D’une manière assez regrettable, la majorité des amendements adoptés vont dans le sens d’un durcissement de dispositions déjà attentatoires aux droits et libertés.
Malgré tout, certains amendements, lueurs d’optimisme, vont plus dans le sens d’une protection des droits et libertés. Il en est ainsi de la réécriture du délit de mise en danger de la vie d’autrui par divulgation d’informations personnelles qui prévoit désormais des circonstances aggravantes lorsque la victime est mineure au moment des faits. Également (mais ici la fonction protectrice est plus controversée), un amendement vise à créer de nouvelles obligations à la charge des réseaux sociaux dans la lutte contre le contenu haineux et les propos illicites. De même, un délit d’entrave à la fonction d’enseignant. En réalité, beaucoup de ces amendements sont intervenus en réaction à l’assassinat de Samuel Paty, professeur tué par le radicalisme pour avoir tenté d’inculquer à ses élèves un esprit critique en leur montrant les caricatures du prophète Mahomet publiées dans le journal Charlie Hebdo.
L’Assemblée Nationale s’étant positionnée, l’exercice de la navette parlementaire laisse la suite du texte au Sénat qui examinera le projet du 30 mars au 8 avril 2021.
UN IMPOSSIBLE CONSENSUS ENTRE LE POLITIQUE ET L’OPINION PUBLIQUE ?
Aux côtés des positions politiques vraisemblablement favorables à ce texte, de nombreuses instances ou associations soucieuses des droits fondamentaux restent plus perplexes. C’est notamment le cas de la CNCDH qui, le 28 janvier 2021 a rendu un avis alertant les pouvoirs publics sur les atteintes aux droits et libertés contenus dans ce projet de loi, tout particulièrement à la liberté d’association, la liberté d’enseignement, la liberté d’expression et, enfin, la liberté de culte. En effet, si la CNCDH partage l’idéologie du texte elle en regrette la réalisation, le projet allant dans un sens de contraintes constantes, peu en adéquation avec la cohésion nationale recherchée.

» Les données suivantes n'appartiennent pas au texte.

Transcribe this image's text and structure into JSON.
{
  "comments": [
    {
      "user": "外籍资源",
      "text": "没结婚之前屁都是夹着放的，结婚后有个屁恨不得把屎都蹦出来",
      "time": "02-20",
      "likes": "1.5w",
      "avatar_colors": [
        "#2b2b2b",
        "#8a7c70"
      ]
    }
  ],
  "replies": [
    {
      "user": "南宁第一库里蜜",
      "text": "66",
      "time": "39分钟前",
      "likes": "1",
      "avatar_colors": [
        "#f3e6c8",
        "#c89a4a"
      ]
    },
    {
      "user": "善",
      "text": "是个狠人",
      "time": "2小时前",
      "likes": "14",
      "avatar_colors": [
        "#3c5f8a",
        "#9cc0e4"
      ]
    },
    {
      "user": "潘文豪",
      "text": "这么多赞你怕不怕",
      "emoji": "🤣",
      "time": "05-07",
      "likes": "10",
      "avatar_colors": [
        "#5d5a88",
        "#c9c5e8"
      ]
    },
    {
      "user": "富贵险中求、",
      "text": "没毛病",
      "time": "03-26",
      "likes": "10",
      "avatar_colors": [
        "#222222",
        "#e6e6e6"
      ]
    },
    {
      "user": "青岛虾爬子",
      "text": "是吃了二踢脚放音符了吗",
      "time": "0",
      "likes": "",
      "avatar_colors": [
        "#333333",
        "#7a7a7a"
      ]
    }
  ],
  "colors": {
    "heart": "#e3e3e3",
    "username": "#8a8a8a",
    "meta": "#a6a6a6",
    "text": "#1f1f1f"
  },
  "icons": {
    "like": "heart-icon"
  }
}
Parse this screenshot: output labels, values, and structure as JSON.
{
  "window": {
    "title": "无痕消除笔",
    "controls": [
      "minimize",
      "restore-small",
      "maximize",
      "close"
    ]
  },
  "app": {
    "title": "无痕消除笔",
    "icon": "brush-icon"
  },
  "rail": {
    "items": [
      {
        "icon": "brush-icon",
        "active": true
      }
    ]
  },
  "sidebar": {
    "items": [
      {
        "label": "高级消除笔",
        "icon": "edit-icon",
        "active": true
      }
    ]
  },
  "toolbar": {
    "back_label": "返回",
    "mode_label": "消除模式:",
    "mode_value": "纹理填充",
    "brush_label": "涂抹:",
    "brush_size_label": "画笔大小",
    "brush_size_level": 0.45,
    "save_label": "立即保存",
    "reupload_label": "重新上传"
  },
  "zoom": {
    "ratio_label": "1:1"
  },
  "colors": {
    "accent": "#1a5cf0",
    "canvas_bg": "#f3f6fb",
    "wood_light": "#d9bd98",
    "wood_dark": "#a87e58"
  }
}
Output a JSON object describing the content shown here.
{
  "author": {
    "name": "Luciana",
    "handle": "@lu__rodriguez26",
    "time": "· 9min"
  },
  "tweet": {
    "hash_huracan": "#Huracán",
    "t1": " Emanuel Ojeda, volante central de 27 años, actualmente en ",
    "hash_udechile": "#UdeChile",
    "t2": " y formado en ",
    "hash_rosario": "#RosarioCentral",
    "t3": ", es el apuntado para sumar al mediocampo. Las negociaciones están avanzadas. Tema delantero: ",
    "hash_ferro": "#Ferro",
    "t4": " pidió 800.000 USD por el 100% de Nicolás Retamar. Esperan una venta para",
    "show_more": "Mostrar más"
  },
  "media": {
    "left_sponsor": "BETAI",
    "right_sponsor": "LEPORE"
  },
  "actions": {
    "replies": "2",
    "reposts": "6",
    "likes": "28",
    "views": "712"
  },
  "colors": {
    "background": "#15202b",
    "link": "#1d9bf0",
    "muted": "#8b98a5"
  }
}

Par ailleurs, quand bien même le texte serait adopté, il y a fort à parier que la fermeture de mosquées, la dissolution d’associations, ou l’expulsion d’islamistes, voulues par le gouvernement seront contestées en justice avec des chances d’annulation. On pense notamment à l’impossibilité d’expulser des islamistes vers des pays où ils risqueraient de subir des tortures ou traitements inhumains et dégradants conformément à la jurisprudence de la Cour européenne, mais aussi à la difficulté probatoire concernant la dissolution d’associations ou de lieux de culte.
Se pose finalement la question de l’utilité réelle d’un tel texte, la lutte contre le terrorisme fait désormais l’objet d’un arsenal juridique particulièrement riche, mais la lutte contre le radicalisme religieux s’en distingue car visant des comportements bien plus insidieux. Un tel texte cherche à prévenir le passage à l’acte terroriste mais aussi à lutter contre des discours qualifiés de séparatistes par le Président de la République (ces derniers n’étant pas nécessairement illégaux en l’état actuel du droit). Pour autant, une telle logique préventive de la sécurité ne saurait se faire au mépris de nos droits et libertés.
Margaux BARES-BOYA
(1) CourEDH, 13 févier 2003, Refah Partisi (Parti de la prospérité) et autres c. Turquie, n° 41340/98, §99.